Comparative Example 2 Commercially available carrier coated with silicone resin (core material is ferrite)
Was evaluated in the same manner as in Comparative Example 1 except that
The image density was almost good, but the image was slightly soiled with some fog. In addition, the amount of untransferred toner collected was slightly large, and the toner transfer efficiency was slightly poor.

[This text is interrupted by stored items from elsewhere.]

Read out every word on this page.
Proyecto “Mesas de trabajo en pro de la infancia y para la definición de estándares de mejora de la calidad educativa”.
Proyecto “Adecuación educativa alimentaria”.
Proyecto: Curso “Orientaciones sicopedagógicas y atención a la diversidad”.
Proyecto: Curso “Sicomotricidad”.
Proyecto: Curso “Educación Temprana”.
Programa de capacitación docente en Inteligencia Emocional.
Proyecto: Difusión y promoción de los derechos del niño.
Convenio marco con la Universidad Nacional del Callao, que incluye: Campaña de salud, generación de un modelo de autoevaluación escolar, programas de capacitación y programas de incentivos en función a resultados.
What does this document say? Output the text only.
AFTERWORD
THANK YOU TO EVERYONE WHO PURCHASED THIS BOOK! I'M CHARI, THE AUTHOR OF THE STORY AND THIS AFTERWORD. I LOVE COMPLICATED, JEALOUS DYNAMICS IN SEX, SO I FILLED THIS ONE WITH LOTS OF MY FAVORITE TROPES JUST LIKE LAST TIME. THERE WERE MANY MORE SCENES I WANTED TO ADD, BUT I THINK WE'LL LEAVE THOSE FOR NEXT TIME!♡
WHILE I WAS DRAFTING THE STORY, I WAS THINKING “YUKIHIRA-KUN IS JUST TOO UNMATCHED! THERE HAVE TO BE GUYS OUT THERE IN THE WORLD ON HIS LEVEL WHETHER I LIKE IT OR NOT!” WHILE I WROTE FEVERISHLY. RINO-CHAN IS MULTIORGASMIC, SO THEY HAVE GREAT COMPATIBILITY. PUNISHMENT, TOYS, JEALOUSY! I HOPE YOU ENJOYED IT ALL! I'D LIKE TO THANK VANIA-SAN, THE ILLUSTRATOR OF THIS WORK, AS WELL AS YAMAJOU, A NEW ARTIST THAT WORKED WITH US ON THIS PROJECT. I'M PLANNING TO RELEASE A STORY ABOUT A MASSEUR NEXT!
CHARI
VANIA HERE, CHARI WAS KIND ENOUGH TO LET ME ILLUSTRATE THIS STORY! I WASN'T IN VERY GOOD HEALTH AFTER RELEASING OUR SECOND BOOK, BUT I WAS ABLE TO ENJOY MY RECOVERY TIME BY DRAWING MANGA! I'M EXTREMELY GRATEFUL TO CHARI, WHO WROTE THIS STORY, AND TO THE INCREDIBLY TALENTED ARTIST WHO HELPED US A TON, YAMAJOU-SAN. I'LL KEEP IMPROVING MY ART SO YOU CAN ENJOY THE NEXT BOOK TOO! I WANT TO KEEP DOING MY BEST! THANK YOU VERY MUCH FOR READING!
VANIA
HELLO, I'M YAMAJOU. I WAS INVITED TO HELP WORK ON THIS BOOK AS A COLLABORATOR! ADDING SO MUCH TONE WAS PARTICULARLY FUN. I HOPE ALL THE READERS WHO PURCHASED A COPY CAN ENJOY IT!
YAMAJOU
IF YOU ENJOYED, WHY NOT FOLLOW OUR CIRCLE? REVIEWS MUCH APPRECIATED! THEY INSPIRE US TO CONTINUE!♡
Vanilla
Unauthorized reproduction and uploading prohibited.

─────────────────────────────────────────────────── --- Continuation of the front page (72) Inventor Hiroaki Yamaoka 1000 Kamoshida-cho, Midori-ku, Yokohama-shi, Kanagawa Mitsubishi Kasei Co., Ltd. (56) Reference JP 4-188159 (JP, A) Fields investigated (Int.Cl. ⁷ , DB name) G03G 9/113

Claims (5)

(57) [Claims] 1. A repeating unit represented by the following general formula [I], and a polymerization degree of 2 to by ring-opening polymerization of lactone compound
Having 200 molecular chains, one polymerizable vinyl group at one end
Isolated by the amount the resin composition containing a copolymer comprising repeating units derived from body, electrostatic image developing carrier, characterized in that formed by coating at least a portion of the core that have a. [Chemical 1] (R ¹ is a hydrogen atom or a methyl group, and Xa is an ionic residue having a cation group or an anion group.) 2. The repeating unit derived from the monomer according to claim 1 is a repeating unit represented by the following general formula [II] and / or a repeating unit represented by the following general formula [III]: The carrier for developing an electrostatic charge image according to claim 1, which is characterized in that. [Chemical 2] (In the formula, R ² is a divalent aliphatic hydrocarbon group, R ³ is a hydrogen atom or a methyl group, n is an integer of 2 to 200, and m is 1 to
It is an integer of 8. ) [Chemical 3] (In the formula, R ⁴ is an alkyl group or an aralkyl group, R ⁵ is a divalent aliphatic hydrocarbon group, and R ⁶ is Or —CO—, R ⁸ represents an alkyl group, a hydrogen atom or a halogen atom, a = 1 to an integer of 4, b = 1
Is an integer from 10 to 10 in R ⁶ A urethane bond is formed adjacent to —O—, R ⁷ is a hydrogen atom or a methyl group, and p is 2 to 200. ) 3. The copolymer according to claim 1, a repeating unit represented by the following general formula [IV] , and a lactone compound:
Characterized in that the have a molecular chain having a degree of polymerization of 2 to 200 by ring-opening polymerization, a copolymer comprising repeating units derived from a monomer that having a single polymerizable vinyl group at one end The carrier for developing an electrostatic charge image according to claim 1. [Chemical 6] (R ⁹ is a hydrogen atom or a methyl group, and Xb is a perfluoroalkyl group.) 4. The repeating unit derived from the monomer according to claim 3 is a repeating unit represented by the general formula [II] according to claim 2 and / or a general formula [III] according to claim 2.
A carrier for developing an electrostatic charge image, which is a repeating unit represented by: 5. A two-component developer comprising the carrier for developing an electrostatic charge image according to any one of claims 1 to 4 and a positively chargeable toner.